According to CNBC-TV18, the rejected discoveries are said to be located in the NEC 25 offshore in the Bay of Bengal, in which RIL holds 90 per cent interest with Canada's Niko holding the remaining10 per cent.
RIL had claimed 0.7 (trillion cubic feet) TCF of recoverable reserves in the two wells. The directorate however is not convinced and wants the reserves to be downsized to 0.3TCF for which RIL would have to submit a fresh proposal to DGH.
During its March review, the directorate had found fault with RIL's commitment to boost production at another block, KGD.
According to the DGH the government's share of profit from the gas has been hit due to RIL's tardiness and has directed the company to drill more wells.
Meanwhile, according to the report, the directorate has asked Reliance to cut its capex which it believes to be overestimated for 2010-11 and 2010-12.
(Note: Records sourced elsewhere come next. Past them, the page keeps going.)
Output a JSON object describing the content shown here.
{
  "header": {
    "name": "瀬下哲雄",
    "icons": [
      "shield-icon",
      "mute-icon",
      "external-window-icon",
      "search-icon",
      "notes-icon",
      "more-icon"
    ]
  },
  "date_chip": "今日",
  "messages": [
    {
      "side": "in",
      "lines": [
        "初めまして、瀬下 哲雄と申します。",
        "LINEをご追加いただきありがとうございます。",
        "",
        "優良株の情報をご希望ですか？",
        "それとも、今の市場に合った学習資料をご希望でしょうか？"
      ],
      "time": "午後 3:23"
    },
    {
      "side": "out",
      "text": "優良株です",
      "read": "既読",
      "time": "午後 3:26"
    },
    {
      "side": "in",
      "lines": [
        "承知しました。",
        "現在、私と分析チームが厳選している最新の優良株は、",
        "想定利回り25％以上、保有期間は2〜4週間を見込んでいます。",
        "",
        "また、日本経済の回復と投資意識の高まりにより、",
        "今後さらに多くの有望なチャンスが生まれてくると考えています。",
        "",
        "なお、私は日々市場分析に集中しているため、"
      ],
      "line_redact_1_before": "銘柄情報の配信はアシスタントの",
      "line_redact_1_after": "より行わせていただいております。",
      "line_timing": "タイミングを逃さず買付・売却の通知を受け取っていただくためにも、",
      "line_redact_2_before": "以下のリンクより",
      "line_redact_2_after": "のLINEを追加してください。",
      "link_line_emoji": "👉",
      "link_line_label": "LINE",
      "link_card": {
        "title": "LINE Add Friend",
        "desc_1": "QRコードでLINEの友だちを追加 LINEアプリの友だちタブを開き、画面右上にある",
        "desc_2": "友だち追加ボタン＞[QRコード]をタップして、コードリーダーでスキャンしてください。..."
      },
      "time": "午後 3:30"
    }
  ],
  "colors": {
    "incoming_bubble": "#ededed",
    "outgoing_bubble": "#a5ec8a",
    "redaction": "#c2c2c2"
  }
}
The report citing unnamed sources says the estimated budget that was submitted by RIL to the DGH was in excess of around a billion dollars, almost $1.5 billion but this has been rejected by DGH on grounds that RIL's output right now is lower than what had been approved as per the field development plan. The output right now stands at 43 to 44MMSCMD.
RIL has drilled 18 wells that are falling behind the target.